It’s been a hectic morning.
I got up early and made a man’s breakfast for my wife. She’s a dance and fitness instructor and Saturdays are particularly busy.
I chopped up a fat old onion and a couple of leftover potatoes and fried them up nice and crispy. Meanwhile, I grated some cheese into cracked four eggs.
Scooped the potatoes and onions out of the pan.
Drop some bread into the toaster.
Run upstairs with a good cup of coffee and set it on her bedside just as the alarm goes off.
Run downstairs and throw the eggs and cheese into the pan.
Good eating.
Then, after I got home from the groceries I cut up some chicken and sizzled it with a little olive oil, garlic and butter in the bottom of my largest pot. Then I chopped a couple of good red potatoes, a yellow zucchini, an onion, and threw them in on top of the browning chicken. Then I dumped in a bag of baby carrots – which are usually just regular carrots whittled down – and drained a can of chick peas and chucked them. Dumped two cartons of broth on top. Sometimes I like to make my own broth but I was in a hurry today.
Lastly, I let the whole mess sit and simmer – maybe until dinner, maybe until supper – at the lowest possible temperature. I can smell it up here while I type and MAN – it sure smells good.
I call it peasant soup.
I wrote the recipe while I was grocery shopping.

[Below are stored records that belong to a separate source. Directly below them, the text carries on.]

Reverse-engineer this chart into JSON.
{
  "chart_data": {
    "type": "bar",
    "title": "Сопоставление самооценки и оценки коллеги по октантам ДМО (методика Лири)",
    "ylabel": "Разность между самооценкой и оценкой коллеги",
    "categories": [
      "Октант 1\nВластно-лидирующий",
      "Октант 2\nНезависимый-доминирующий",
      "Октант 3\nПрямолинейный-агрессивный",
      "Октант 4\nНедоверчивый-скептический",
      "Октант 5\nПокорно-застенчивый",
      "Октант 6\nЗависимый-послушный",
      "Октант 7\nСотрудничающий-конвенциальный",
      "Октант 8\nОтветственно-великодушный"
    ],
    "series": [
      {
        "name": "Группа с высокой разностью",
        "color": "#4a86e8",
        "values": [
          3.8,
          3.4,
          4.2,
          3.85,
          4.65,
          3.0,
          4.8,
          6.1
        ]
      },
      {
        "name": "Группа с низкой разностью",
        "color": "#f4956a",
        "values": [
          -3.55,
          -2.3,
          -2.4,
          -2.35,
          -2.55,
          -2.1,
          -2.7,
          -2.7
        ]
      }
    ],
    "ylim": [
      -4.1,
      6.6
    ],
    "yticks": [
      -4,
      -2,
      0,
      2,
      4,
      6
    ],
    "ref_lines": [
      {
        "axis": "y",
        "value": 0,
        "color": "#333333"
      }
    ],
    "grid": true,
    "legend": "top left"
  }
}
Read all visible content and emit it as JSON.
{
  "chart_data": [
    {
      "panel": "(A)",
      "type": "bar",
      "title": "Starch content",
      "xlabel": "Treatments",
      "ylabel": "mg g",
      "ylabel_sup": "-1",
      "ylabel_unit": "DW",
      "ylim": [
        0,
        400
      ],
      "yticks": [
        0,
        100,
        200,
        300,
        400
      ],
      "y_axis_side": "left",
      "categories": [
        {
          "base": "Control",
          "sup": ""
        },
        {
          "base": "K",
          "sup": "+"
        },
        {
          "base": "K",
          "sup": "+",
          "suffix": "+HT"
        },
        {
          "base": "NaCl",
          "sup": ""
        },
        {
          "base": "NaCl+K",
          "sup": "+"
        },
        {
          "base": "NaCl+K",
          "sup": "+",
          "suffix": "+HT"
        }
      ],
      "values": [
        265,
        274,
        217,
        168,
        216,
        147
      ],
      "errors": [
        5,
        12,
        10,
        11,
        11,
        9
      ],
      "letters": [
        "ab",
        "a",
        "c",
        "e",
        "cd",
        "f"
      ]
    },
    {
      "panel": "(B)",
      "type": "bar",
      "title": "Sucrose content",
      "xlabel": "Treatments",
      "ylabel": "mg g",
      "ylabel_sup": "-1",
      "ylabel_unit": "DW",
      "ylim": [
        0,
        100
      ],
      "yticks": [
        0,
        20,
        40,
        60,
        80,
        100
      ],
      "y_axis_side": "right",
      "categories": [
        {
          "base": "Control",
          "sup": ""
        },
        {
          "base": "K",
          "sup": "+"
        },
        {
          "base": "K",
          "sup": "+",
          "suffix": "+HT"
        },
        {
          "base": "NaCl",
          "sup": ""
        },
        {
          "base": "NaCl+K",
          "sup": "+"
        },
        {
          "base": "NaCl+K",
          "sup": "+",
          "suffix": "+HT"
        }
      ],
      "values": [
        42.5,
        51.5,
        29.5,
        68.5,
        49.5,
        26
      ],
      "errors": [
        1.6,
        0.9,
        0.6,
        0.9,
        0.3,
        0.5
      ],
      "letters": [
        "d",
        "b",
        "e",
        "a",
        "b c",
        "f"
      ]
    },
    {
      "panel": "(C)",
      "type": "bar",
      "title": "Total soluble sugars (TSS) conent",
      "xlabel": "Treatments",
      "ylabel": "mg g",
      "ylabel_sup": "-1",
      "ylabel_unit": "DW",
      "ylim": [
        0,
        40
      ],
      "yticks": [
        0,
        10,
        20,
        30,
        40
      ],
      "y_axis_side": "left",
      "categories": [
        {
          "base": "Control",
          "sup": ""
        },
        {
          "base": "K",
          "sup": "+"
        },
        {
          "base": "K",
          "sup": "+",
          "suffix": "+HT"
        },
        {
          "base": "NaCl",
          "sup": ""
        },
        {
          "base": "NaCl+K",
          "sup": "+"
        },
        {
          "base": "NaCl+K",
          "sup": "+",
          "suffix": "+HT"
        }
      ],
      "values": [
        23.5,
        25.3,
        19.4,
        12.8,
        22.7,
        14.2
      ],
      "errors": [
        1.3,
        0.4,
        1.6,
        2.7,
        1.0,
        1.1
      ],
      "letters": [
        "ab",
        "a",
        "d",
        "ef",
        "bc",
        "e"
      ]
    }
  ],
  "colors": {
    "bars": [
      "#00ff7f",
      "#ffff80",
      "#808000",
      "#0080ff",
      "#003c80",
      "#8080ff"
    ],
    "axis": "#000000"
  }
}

I cook this again it will most likely be different.
But still taste good.
Do you see how easy that all sounds – because it is. Hacked up chicken, hacked up vegetables and simmer in a pot. Cooking isn’t all that hard. Take what you have and throw it in a pot.
Writing a blog entry is just that easy as well.
I take what I have and I throw it in a pot.
Right after this I have to get back to working on a manuscript for a YA novel. I’m about 36000 words into what should wind up at about 50000.
How am I doing it?
I’m slicing up what I’ve got…
…and throwing it into a pot to simmer.